Only the bus category have 24 ads which is less than 50 ads and is not considered for analyzing categorical variables.There is a reverse relationship between vehicle age and price.Higher the age, lower the price and lower the price,higher the age.There is also a reverse relationship between vehicle_millege_per_year and price observed.The car which condition is good,excellent and like new have higher price.Automatic car is higher price than manual car.The others type of transmission for exmaple, semi automatic or dual clutch or continuously variable transmission are higher price than only automatic/manual cars. Yellow color car have higher price and the purple have the lowest price.White color car is more popular than black color car.
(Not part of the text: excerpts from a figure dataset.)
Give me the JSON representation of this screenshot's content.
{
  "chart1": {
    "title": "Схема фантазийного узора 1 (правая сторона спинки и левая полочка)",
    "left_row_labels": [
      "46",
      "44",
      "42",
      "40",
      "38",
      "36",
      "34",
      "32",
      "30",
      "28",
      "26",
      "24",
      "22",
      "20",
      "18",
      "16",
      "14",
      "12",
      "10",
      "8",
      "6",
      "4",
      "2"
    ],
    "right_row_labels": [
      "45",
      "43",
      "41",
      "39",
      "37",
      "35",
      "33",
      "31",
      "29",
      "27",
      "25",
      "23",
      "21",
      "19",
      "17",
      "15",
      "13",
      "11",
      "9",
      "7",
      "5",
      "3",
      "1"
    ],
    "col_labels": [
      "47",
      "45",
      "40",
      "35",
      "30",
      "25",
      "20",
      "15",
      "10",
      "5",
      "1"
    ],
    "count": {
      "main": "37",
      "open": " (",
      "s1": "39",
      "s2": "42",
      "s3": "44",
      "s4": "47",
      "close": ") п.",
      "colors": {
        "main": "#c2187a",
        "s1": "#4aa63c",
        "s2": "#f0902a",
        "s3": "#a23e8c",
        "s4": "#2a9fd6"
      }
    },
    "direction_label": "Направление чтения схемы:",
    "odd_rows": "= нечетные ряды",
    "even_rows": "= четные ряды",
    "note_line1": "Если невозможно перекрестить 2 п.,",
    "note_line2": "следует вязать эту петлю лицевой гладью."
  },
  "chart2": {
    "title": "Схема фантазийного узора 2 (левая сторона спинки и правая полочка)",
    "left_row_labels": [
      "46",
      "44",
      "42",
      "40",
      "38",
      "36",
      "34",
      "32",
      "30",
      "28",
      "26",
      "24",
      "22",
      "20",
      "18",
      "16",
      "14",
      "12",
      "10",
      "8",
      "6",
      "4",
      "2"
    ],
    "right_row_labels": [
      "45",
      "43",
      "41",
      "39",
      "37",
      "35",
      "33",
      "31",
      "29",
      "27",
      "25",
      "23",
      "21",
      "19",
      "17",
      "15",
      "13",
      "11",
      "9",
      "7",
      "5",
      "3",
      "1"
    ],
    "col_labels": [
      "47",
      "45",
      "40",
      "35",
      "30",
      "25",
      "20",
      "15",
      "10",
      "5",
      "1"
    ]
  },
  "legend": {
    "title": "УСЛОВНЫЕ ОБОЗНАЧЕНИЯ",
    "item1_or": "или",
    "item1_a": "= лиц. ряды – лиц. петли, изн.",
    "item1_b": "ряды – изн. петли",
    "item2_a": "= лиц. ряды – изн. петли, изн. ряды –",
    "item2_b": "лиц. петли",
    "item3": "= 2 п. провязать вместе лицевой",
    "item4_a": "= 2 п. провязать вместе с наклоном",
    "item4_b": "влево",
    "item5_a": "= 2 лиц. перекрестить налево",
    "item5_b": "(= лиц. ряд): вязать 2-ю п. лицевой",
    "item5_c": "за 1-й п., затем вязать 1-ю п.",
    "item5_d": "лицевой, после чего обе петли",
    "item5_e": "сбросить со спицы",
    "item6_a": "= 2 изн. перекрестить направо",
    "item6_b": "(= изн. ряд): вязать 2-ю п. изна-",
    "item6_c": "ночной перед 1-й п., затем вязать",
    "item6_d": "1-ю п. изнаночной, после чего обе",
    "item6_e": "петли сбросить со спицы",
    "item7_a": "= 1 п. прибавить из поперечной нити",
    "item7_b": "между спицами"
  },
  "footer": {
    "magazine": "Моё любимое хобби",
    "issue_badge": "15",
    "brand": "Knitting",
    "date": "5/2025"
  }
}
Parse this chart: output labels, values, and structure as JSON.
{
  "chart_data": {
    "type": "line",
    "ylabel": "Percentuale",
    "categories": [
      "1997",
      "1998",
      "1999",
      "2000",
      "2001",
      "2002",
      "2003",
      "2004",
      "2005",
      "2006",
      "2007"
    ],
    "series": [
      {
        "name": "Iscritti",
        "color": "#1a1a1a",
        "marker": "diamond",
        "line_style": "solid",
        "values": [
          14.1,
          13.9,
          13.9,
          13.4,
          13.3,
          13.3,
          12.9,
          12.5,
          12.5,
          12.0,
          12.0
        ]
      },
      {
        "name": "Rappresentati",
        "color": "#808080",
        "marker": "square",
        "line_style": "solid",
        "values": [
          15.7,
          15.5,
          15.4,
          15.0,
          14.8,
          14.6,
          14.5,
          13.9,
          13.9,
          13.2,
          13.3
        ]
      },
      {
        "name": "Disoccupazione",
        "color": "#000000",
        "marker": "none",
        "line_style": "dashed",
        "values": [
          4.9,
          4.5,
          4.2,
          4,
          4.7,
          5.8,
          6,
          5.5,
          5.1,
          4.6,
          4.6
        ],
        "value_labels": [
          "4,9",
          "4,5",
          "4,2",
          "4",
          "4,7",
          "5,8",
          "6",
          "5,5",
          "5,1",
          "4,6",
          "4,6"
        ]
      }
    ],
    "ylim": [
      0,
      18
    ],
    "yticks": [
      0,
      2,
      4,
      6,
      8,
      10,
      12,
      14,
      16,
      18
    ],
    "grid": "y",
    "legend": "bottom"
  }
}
### Key factors to increase the vehicle price high:

**1. Vehicle age:**
Price have a reverse relasionship with the vehicle age.Lower the age, higher the price.

**2. Vehicle condition:**
The car which condition is good,excellent and like new have higher price​.

**3. Vehicle millege per year:**
If the used millege per year is low,the price is high.A reverse relasionship have been obseved.

**4. Car transmission:**
Automatic car have higher price than manual car.The others type of transmission for exmaple, semi automatic or dual clutch or continuously variable transmission are higher price than only automatic/manual cars.

**5. Car colors:**
Yellow color car have higher price and the purple have the lowest price.White color car is more popular than black color car.

#### So, if someone have limited budget to buy a car, it is hard to combine all the parameters together.But I strongly recommend to buy a manual transmission purple color higher milleges used  car.